Se appare semplice affermare che di fronte al rifiuto di accettare un nuovo posto di lavoro si perde anche il diritto all’indennità di disoccupazione, la definizione precisa porta a cercare di circoscrivere quale proposta non è rifiutabile. Differenza di reddito rispetto alla condizione lavorativa precedente, distanza fra sede lavorativa e sede di residenza, ecc., sono tutte ragioni che, una volta definite, portano a possibili condizioni di rifiuto dell’offerta di lavoro senza conseguenze sui pagamenti delle indennità.



Nell’ambito del Jobs Act un capitolo specifico riguardava esplicitamente gli ammortizzatori sociali, strumenti di politica passiva con i sostegni al reddito e le regole condizionanti per il passaggio nelle politiche attive del lavoro. La manovra era tesa a una semplificazione ed estensione degli strumenti esistenti. Gli ammortizzatori sociali esistenti, con il permanere dello stato disoccupazione dei lavoratori coinvolti, avevano determinato un dualismo nelle tutele dei lavoratori di fronte alle crisi. Solo alcuni godevano, fra cassa integrazione ordinaria e straordinaria, passando per periodi di mobilità, di tutele del reddito alto, prorogabili nel tempo e senza stringenti interventi di politiche attive per una ricollocazione.



Le nuove norme hanno ristretto i campi di applicazione degli ammortizzatori che non intaccano lo stato di occupazione, limiti per cassa integrazione e mobilità. Hanno ridefinito il sostegno al reddito alzando in rapporto al salario precedente le quote per tutti i disoccupati e hanno esteso la platea di lavoratori coinvolti. Quindi meno finti occupati (i tanti lavoratori in Cig di imprese che non avrebbero mai più riaperto), un’indennità per disoccupazione estesa e di maggiore valore economico per 24 mesi, ma in cambio un impegno stringente a entrare in un programma di politiche attive per trovare una nuova occupazione.

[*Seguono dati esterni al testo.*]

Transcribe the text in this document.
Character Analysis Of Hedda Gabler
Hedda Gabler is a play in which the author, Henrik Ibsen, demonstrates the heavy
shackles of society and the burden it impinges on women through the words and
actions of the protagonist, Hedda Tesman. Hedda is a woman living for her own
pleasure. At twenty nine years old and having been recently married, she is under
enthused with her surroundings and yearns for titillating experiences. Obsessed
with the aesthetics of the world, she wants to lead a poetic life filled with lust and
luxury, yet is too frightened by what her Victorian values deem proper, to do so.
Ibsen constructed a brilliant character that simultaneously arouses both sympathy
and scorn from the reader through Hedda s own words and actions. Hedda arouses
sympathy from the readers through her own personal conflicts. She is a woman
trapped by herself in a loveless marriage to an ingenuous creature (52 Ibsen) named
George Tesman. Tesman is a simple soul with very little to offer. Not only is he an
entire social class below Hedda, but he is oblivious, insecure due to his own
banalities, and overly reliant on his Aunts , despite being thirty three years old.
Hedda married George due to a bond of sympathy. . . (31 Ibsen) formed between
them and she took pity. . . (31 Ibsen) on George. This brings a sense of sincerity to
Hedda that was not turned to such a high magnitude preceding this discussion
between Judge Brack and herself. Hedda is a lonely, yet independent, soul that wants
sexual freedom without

Fino alle regole precedenti, il disoccupato che faceva rilevare al Centro per l’impiego il suo stato di disoccupazione doveva sottoscrivere una dichiarazione di disponibilità alla ricerca di un altro lavoro. La condizionalità era così assolta. Con le nuove norme le politiche attive del lavoro diventano parte integrante dello stato di disoccupazione. La semplice dichiarazione diventa un impegno contrattuale a eseguire quanto stabilito in un piano di attività personalizzato, definito da agenzia per l’impiego, pubblica o privata, per favorire in tempo breve un reinserimento lavorativo. La ricollocazione diventa quindi centrale nel nuovo schema di condizionalità fra reddito garantito e impegno a trovare un nuovo lavoro.

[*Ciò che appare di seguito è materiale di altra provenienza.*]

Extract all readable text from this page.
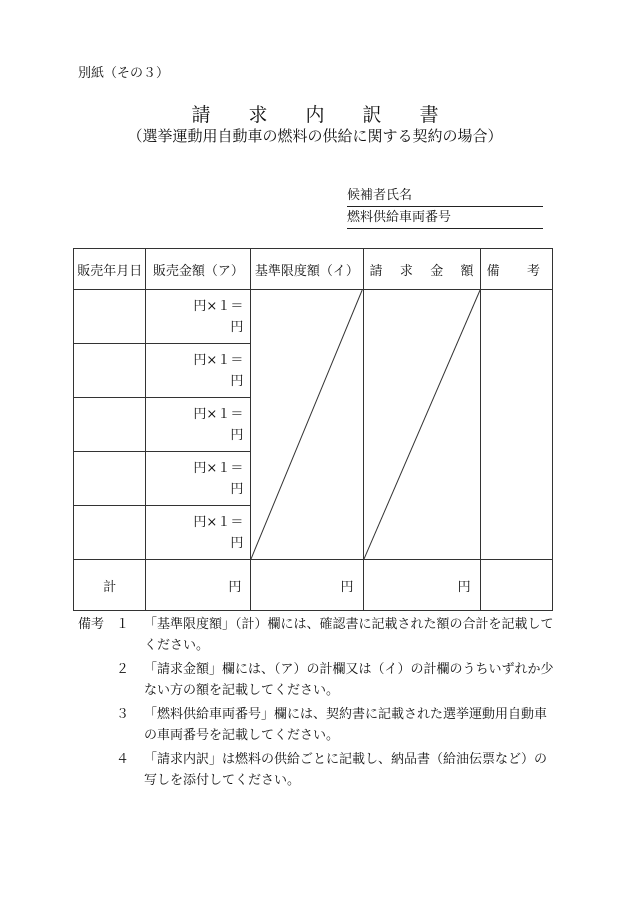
別紙（その３）
請　　求　　内　　訳　　書
（選挙運動用自動車の燃料の供給に関する契約の場合）
候補者氏名
燃料供給車両番号
販売年月日	販売金額（ア）	基準限度額（イ）	請 求 金 額	備 考

	円×１＝
円

	円×１＝
円			

	円×１＝
円			

	円×１＝
円			

	円×１＝
円			

計	円	円	円	
備考 １	「基準限度額」（計）欄には、確認書に記載された額の合計を記載してください。
２	「請求金額」欄には、（ア）の計欄又は（イ）の計欄のうちいずれか少ない方の額を記載してください。
３	「燃料供給車両番号」欄には、契約書に記載された選挙運動用自動車の車両番号を記載してください。
４	「請求内訳」は燃料の供給ごとに記載し、納品書（給油伝票など）の写しを添付してください。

I nuovi servizi per le politiche attive sono però in ritardo e alcune grandi crisi, ancora regolate con i vecchi ammortizzatori sociali, erano in scadenza. Il nuovo Governo aveva di fronte la possibilità di accelerare sui servizi, pur garantendo il sostegno ai redditi dei lavoratori coinvolti, oppure di ritornare ai finti occupati e alla vecchia condizionalità che era solo formale e non aveva conseguenze pratiche. Con purtroppo l’accordo di tutte le forze sindacali che, in nome dell’emergenza hanno puntato solo sul ritorno al passato, si è deciso di inserire nelle righe del Def un ritorno ai vecchi ammortizzatori sociali. Così torna in auge la Cig, ordinaria e straordinaria, o la mobilità. Alle grandi imprese vengono aggiunte medie e piccole imprese allargando così la platea di lavoratori coinvolti.

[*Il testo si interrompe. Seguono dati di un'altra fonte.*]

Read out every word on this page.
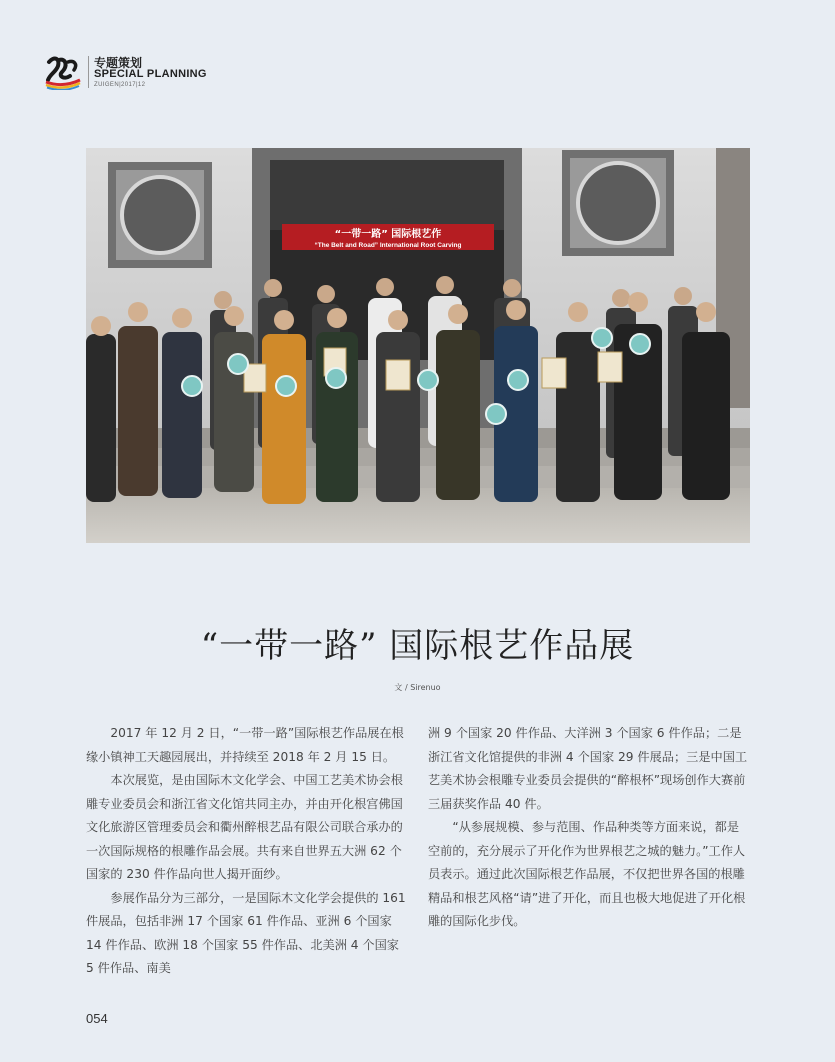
专题策划
SPECIAL PLANNING
ZUIGEN|2017|12
“一带一路” 国际根艺作
“The Belt and Road” International Root Carving
“一带一路” 国际根艺作品展
文 / Sirenuo

2017 年 12 月 2 日，“一带一路”国际根艺作品展在根缘小镇神工天趣园展出，并持续至 2018 年 2 月 15 日。

本次展览，是由国际木文化学会、中国工艺美术协会根雕专业委员会和浙江省文化馆共同主办，并由开化根宫佛国文化旅游区管理委员会和衢州醉根艺品有限公司联合承办的一次国际规格的根雕作品会展。共有来自世界五大洲 62 个国家的 230 件作品向世人揭开面纱。

参展作品分为三部分，一是国际木文化学会提供的 161 件展品，包括非洲 17 个国家 61 件作品、亚洲 6 个国家 14 件作品、欧洲 18 个国家 55 件作品、北美洲 4 个国家 5 件作品、南美

洲 9 个国家 20 件作品、大洋洲 3 个国家 6 件作品；二是浙江省文化馆提供的非洲 4 个国家 29 件展品；三是中国工艺美术协会根雕专业委员会提供的“醉根杯”现场创作大赛前三届获奖作品 40 件。

“从参展规模、参与范围、作品种类等方面来说，都是空前的，充分展示了开化作为世界根艺之城的魅力。”工作人员表示。通过此次国际根艺作品展，不仅把世界各国的根雕精品和根艺风格“请”进了开化，而且也极大地促进了开化根雕的国际化步伐。

054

Già il reddito di cittadinanza si presenta come una politica sociale passiva, reddito apparentemente condizionato, ma non mette in moto nessuna iniziativa strutturata per dare lavoro. A ciò si tornano ad affiancare ammortizzatori sociali che tengono fittiziamente occupati i lavoratori di aziende che non ripartiranno più con tutti gli occupati di prima. Invece di favorire formazione 4.0 e servizi di ricollocazione 4.0, Governo e sindacati hanno portato indietro le lancette degli orologi per una gestione delle crisi e del mercato del lavoro alla pura politica passiva rinviando ancora l’avvio di un sistema moderno di servizi per la ricollocazione.